Wie aber konnten überhaupt Menschen auf derartige Wortspielereien hereinfallen und sich durch sie von den dringendsten Aufgaben des öffentlichen Lebens abdrängen lassen? Die Antwort ist einfach genug: Sie waren selber verworren und unsicher in ihren Anschauungen vom Wesen und von den Aufgaben des Staates.

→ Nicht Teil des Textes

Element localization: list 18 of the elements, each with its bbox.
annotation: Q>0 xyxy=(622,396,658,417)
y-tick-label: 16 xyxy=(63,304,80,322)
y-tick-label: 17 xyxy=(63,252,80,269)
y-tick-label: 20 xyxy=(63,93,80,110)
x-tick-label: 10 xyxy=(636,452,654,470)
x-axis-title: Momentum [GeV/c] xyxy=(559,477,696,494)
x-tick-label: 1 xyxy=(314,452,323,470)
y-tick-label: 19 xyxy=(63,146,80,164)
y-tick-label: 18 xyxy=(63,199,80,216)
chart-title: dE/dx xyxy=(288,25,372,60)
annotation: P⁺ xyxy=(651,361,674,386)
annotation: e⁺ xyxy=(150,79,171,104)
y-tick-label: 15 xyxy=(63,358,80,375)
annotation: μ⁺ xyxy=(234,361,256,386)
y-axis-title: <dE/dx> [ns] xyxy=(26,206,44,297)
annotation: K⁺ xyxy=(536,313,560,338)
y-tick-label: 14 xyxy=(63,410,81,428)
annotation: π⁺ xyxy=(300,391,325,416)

Unser auf die Entwicklung der Erfahrungswissenschaften so stolzes Zeitalter möchte auch diese Anschauungen durch blosse Berufung auf die Erfahrung klären. Die Erfahrung aber belehrt den Staatsbürger nur darüber, dass der Staat den Anspruch erhebt, Gesetze zu erlassen und durch sie seine Bürger zu verpflichten, und dass die organisierte Staatsmacht mehr oder weniger vollkommen die Befolgung dieser Gesetze garantiert, und das heisst, ihre Durchführung gegebenenfalls erzwingt. Jeder einzelne, an den dieser Anspruch ergeht und der sich dieser Macht unterstellt sieht, steht damit vor der Frage, ob, wie weit und aus welchen Gründen er den staatlichen Anspruch, ihn zu verpflichten und zur Gesetzesbefolgung zu nötigen, als berechtigt anerkennt, und bei der Prüfung solcher Gründe lässt ihn die blosse Erfahrung im Stich. Wer an diese Frage herangeht ohne eine eigene, klare und begründete Ueberzeugung von dem, was Recht ist und was die Pflicht von ihm fordert, wird daher leicht dazu gedrängt, hier nach einem mystischen Zusammenhang zwischen Macht und Recht zu suchen.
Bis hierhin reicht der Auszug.